Results: Only one randomised, placebo-controlled study investigating the endpoint exercise duration was published. In this study, pentaerithrityltetranitrat (PETN) did not increase the exercise duration in patients with chronic stable angina pectoris. A large Polish investigation showed that many patients remain symptomatic despite treatment with long-acting nitrates. Several smaller investigations demonstrated no or only insufficient nitrate effects on symptoms and exercise tolerance in patients with microvascular angina. One randomised study as well as several post-hoc analyses of nitrate effects in larger studies (e.g. MDPIT, ATLAS) are available to assess long-term (>1 year) nitrate effects. These analyses consistently observed a cardiovascular mortality increase in patients receiving long-term nitrate treatment (up to the fourfold). Long-term nitrate treatment was an independent risk factor for increased overall and cardiac mortality.

Angina pectoris patients with diabetes mellitus and microvascular vessel damage might have a special risk due to the addition of diabetes and nitrate associated endothelial damage.

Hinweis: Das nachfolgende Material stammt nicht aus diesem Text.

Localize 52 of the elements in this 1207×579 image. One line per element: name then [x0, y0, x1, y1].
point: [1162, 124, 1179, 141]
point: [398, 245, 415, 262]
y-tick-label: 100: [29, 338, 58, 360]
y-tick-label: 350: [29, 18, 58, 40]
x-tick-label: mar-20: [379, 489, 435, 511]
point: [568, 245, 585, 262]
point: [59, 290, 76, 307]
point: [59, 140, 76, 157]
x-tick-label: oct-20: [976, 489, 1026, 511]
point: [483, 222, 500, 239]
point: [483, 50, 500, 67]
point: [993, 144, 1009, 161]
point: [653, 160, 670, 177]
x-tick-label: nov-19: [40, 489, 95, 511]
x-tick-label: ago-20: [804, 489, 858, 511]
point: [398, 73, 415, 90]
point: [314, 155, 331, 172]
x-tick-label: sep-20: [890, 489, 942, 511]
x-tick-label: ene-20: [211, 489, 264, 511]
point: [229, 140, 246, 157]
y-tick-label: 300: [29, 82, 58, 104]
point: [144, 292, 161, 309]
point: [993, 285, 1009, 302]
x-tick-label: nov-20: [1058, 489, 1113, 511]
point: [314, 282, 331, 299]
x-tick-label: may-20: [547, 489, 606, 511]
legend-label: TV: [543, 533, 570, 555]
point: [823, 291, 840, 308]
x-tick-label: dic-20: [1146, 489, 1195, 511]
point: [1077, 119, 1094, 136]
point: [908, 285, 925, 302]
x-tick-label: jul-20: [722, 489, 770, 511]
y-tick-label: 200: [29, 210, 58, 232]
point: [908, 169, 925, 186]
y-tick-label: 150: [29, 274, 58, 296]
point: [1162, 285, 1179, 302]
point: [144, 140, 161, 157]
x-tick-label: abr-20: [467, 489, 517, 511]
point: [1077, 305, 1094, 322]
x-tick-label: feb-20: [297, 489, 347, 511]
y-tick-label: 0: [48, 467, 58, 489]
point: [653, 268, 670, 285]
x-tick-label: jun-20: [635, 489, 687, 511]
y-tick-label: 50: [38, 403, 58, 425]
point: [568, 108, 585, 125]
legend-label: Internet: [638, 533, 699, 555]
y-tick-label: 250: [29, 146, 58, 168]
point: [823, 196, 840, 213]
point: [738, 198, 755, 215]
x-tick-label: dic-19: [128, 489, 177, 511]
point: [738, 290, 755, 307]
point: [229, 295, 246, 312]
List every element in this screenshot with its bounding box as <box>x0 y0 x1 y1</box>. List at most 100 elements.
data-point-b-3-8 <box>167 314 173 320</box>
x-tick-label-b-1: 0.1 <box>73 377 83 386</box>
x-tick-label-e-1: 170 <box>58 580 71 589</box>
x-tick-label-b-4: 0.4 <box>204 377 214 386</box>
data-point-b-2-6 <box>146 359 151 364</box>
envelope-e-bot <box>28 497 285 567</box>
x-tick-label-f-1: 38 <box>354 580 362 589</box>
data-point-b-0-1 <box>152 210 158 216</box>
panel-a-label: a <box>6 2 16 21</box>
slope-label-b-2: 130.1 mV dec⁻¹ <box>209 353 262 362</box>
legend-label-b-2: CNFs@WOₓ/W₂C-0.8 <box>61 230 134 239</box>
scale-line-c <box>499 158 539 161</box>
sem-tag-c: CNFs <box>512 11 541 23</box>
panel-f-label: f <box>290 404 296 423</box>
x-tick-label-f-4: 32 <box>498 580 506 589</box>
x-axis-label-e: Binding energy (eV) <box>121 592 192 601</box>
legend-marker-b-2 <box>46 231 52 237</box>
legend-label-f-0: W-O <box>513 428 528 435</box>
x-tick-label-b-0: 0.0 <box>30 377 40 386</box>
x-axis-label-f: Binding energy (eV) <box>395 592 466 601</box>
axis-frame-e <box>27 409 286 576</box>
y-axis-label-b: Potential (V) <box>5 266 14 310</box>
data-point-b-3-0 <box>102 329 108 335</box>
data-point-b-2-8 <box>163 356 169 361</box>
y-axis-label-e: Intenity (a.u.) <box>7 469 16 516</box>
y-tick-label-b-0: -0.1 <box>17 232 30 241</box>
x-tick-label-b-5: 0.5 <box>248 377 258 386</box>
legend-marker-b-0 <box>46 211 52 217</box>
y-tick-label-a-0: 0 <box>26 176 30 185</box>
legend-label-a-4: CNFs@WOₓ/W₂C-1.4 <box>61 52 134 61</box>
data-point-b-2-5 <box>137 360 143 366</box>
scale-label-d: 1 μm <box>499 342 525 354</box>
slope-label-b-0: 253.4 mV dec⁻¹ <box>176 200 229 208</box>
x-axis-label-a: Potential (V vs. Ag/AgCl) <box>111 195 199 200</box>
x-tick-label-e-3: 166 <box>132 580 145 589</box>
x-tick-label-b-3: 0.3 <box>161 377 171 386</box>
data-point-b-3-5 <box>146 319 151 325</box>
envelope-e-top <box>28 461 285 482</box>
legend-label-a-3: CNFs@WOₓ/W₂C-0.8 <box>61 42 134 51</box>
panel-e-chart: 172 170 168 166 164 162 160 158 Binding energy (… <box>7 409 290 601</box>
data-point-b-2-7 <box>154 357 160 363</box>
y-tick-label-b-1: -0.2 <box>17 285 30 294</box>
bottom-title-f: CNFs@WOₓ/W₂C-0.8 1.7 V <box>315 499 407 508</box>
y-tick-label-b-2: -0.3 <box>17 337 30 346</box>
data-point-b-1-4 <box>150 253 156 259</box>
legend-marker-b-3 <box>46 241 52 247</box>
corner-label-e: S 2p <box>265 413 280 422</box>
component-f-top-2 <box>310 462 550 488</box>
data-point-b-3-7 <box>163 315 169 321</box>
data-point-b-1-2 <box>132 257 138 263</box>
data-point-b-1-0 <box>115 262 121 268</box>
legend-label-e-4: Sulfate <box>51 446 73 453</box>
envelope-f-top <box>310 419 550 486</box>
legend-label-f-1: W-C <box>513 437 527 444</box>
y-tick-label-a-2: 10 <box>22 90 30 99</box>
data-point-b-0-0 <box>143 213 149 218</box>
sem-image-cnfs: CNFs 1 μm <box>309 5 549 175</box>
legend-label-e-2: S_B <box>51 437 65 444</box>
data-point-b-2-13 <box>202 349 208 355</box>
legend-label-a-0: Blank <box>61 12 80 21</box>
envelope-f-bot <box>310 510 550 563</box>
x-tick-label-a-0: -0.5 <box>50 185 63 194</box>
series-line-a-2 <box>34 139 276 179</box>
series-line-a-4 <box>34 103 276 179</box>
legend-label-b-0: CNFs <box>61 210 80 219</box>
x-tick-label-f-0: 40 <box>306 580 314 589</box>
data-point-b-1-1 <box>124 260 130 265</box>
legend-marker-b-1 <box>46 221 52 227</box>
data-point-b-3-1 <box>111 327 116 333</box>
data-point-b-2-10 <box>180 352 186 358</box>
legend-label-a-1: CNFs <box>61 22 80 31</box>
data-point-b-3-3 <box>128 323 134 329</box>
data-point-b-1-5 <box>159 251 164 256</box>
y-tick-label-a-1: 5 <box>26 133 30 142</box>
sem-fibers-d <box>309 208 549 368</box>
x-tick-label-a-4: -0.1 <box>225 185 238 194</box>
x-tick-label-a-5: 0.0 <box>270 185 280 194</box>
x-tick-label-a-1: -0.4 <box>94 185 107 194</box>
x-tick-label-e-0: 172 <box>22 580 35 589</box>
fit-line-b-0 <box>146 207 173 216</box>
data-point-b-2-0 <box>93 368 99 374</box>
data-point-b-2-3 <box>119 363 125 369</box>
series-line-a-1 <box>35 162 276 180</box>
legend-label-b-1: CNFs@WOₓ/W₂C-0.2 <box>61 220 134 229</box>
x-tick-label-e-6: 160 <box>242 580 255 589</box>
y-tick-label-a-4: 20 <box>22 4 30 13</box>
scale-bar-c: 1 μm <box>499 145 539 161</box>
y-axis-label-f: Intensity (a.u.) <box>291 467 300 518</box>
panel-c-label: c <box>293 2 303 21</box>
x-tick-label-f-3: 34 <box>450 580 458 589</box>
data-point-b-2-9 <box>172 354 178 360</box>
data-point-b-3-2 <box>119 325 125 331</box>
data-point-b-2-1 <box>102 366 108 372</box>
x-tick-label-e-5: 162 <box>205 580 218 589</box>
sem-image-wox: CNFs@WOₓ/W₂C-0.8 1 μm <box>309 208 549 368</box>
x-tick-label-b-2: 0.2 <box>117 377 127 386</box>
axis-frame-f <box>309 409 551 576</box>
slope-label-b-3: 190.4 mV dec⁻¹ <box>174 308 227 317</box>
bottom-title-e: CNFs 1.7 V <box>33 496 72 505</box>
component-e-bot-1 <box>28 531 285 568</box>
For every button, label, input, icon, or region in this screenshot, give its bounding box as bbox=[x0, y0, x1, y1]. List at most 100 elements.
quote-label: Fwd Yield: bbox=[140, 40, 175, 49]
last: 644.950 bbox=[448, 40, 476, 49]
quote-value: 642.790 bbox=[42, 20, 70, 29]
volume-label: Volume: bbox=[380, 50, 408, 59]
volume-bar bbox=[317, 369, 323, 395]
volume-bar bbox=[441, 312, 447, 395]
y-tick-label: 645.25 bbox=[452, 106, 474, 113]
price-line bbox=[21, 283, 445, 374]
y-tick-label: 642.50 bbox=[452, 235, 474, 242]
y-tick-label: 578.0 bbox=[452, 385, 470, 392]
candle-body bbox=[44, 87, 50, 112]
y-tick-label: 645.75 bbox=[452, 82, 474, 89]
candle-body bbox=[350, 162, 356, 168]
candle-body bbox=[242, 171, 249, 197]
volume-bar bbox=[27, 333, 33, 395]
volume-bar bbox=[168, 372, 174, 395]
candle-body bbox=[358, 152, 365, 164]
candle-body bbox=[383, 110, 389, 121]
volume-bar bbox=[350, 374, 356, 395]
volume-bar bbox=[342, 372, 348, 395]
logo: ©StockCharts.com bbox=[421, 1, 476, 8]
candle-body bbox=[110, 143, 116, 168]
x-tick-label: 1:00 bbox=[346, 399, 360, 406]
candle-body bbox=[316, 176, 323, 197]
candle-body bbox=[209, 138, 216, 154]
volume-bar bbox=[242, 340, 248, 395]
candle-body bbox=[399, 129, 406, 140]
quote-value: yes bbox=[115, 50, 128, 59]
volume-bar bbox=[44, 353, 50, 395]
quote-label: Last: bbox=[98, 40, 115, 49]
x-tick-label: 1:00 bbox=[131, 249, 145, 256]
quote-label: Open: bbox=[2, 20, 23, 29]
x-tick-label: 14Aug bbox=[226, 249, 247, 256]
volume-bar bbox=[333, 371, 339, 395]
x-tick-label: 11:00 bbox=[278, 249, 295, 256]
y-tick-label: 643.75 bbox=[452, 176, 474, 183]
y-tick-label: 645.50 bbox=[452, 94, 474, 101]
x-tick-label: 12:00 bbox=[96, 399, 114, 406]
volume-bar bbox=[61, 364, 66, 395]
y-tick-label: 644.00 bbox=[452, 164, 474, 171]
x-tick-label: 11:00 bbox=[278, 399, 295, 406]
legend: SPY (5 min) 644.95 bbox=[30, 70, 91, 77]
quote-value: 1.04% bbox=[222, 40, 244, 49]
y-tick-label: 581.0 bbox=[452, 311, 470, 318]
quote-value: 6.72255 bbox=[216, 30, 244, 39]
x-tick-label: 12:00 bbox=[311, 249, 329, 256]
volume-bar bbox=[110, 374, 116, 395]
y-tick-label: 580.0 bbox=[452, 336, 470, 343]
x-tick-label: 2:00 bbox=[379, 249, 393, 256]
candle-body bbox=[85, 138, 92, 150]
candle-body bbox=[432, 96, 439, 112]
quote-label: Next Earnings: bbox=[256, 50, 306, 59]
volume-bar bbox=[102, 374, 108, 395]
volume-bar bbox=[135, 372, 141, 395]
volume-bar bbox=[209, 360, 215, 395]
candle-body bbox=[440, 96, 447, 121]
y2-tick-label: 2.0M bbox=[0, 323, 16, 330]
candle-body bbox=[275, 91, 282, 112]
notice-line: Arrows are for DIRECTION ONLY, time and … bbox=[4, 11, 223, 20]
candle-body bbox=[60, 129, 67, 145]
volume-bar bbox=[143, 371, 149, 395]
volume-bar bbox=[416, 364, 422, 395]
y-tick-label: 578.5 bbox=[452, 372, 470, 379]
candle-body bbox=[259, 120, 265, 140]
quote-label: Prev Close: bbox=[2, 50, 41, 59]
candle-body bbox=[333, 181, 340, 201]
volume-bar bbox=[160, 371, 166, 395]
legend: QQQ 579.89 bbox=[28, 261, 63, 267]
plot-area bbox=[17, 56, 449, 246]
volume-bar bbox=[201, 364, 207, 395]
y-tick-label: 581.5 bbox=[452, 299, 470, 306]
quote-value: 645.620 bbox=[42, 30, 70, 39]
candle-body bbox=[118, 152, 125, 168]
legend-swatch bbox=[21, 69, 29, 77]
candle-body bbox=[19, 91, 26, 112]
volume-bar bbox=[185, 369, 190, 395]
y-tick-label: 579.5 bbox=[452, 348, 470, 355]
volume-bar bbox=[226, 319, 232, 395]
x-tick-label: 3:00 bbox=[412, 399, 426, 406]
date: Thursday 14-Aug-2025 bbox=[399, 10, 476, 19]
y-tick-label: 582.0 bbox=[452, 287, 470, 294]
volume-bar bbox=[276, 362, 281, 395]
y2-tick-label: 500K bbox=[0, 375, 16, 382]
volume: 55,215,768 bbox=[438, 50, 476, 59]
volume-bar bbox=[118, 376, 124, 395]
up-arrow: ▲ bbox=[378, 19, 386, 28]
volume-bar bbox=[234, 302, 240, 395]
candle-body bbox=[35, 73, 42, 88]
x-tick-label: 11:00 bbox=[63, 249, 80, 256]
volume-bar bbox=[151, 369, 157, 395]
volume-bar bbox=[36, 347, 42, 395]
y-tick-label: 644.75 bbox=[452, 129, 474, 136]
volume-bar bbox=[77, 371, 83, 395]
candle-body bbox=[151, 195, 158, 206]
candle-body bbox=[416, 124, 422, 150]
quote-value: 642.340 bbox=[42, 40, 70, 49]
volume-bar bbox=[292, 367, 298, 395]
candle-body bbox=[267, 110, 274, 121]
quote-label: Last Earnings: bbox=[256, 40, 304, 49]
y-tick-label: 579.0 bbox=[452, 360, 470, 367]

In addition, the nitrate effect is frequently reduced.

Conclusions: Maintenance treatment with long-acting nitrates has frequently insufficient efficacy in patients with symptomatic coronary artery disease and is associated with considerable long-term risks. Alternatives to long-acting nitrates are already available and should be considered more frequently. The choice of anti-angina drugs in angina patients should be based on angina pathogenesis.